What the hell am I supposed to do here?

He didn’t recognize me the other night, but that doesn’t mean he won’t today. So I just stand there mutely—my mouth probably gaping like I’m a fish—wondering what I’m supposed to say in this situation.

“Y-you didn’t.”

I say, lamely. He raises a brow and smirks, wordlessly calling me on my lie.

Damn. Why did I even say that?

Should I offer to leave, letting him have the space to himself?

After all, he was here first.

Or should I strike up casual conversation about things around the office?

I’m tempted to bring up how well the Butler presentation went, but that seems like bragging. I can feign confidence as Sasha, but I’m not ready to brag about my work performance to my boss.

Before I can decide what to do, though, Reid walks over to me. The light on the roof is dim, but I feel him studying me as he walks closer. After a second, he says, “Meg, right? From Teresa’s team?”

I blow out a breath, relieved that I don’t have to decide about whether to lie to him.

Except then, his gaze narrows slightly, and he asks, “Or is it Sasha?”

“Um ...” Oh, shit! Ohshitohshitohshitohshit! “I ... um ...”

Oh, shit!!!

After a second of my fumbling, he chuckles. “Sorry. That was mean of me. I shouldn’t have put you on the spot like that.”

Heat burning my cheeks, I press my palms to my face. Head still reeling, I half-moan, half-say, “You recognized me? Last night?”
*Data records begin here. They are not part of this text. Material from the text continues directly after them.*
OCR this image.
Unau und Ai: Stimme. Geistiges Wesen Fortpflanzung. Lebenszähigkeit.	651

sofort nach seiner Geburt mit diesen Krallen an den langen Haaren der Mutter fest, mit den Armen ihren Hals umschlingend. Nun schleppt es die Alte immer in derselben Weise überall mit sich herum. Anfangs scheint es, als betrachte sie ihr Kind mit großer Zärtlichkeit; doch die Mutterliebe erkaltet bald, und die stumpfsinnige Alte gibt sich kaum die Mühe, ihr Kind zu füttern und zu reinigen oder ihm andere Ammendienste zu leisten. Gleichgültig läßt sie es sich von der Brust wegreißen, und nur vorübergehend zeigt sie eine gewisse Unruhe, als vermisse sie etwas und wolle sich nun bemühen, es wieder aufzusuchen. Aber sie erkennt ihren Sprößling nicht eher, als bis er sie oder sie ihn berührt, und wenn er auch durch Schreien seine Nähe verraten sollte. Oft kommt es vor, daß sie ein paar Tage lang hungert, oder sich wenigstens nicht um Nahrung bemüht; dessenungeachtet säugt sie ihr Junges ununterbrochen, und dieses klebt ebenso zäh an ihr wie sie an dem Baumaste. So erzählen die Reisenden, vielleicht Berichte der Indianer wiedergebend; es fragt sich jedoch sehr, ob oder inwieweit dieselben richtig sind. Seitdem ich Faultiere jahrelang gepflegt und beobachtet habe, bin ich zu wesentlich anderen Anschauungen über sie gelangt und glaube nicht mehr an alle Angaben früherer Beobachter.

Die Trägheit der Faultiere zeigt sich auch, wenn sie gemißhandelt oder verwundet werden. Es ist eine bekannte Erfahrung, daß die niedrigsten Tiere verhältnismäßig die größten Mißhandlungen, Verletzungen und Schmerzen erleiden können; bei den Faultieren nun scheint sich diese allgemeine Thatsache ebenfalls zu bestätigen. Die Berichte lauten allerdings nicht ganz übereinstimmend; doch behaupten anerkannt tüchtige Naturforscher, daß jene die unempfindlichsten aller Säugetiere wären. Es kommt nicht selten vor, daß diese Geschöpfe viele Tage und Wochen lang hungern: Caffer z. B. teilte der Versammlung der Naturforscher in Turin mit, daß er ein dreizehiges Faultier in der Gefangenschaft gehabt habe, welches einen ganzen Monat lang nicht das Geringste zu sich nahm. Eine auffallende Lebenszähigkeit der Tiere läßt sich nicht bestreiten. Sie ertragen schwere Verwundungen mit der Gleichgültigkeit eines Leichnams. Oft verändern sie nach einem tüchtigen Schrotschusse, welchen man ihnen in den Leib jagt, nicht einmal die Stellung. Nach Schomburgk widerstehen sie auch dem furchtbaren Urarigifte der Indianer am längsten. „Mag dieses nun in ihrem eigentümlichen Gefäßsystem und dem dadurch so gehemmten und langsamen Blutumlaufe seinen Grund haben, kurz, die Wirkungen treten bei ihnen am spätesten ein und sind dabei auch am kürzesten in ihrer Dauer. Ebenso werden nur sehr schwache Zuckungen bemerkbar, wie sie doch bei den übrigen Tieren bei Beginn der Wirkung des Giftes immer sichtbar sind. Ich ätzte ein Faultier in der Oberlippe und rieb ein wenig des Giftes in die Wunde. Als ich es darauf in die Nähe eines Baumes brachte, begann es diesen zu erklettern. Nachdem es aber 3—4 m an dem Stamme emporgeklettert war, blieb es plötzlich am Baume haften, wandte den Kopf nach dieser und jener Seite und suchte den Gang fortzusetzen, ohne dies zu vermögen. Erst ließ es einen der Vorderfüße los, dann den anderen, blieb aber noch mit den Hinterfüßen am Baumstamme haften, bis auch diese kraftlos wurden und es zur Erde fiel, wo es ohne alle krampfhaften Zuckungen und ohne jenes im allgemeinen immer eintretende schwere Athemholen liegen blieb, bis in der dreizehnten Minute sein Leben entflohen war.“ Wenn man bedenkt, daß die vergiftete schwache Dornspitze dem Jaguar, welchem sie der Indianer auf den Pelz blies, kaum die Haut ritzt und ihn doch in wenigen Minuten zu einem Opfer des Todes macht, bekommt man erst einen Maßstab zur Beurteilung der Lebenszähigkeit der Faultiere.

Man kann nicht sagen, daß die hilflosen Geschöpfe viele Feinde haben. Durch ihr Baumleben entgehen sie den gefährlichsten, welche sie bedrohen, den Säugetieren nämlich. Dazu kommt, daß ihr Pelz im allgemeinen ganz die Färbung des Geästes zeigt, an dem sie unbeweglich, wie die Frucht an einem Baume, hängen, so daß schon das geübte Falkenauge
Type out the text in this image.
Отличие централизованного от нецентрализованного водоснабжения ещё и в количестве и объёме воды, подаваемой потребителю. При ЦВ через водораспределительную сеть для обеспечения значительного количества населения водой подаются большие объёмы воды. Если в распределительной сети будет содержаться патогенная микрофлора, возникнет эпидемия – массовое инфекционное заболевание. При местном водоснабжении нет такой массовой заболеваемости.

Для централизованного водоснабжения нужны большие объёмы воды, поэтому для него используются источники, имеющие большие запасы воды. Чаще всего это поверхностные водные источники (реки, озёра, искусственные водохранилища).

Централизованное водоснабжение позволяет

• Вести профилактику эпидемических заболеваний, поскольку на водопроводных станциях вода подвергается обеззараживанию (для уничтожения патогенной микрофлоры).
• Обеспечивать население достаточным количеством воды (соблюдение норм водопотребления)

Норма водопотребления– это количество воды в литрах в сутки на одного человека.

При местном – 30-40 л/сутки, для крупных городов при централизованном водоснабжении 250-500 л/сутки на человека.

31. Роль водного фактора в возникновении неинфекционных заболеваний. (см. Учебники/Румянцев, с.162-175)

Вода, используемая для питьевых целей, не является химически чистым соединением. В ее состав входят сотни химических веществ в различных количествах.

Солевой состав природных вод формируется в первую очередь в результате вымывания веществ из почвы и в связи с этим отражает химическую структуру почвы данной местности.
“Yeah.” He chuckles again. “Not until after you left, though, if it makes you feel any better.”

Peering at him from over my fingertips, I shake my head. “I don’t think there’s anything about this situation that can make me feel better.” I sink into the chair from a nearby table and bury my head in my hands. “I flirted with my boss last night and didn’t tell him who I was.”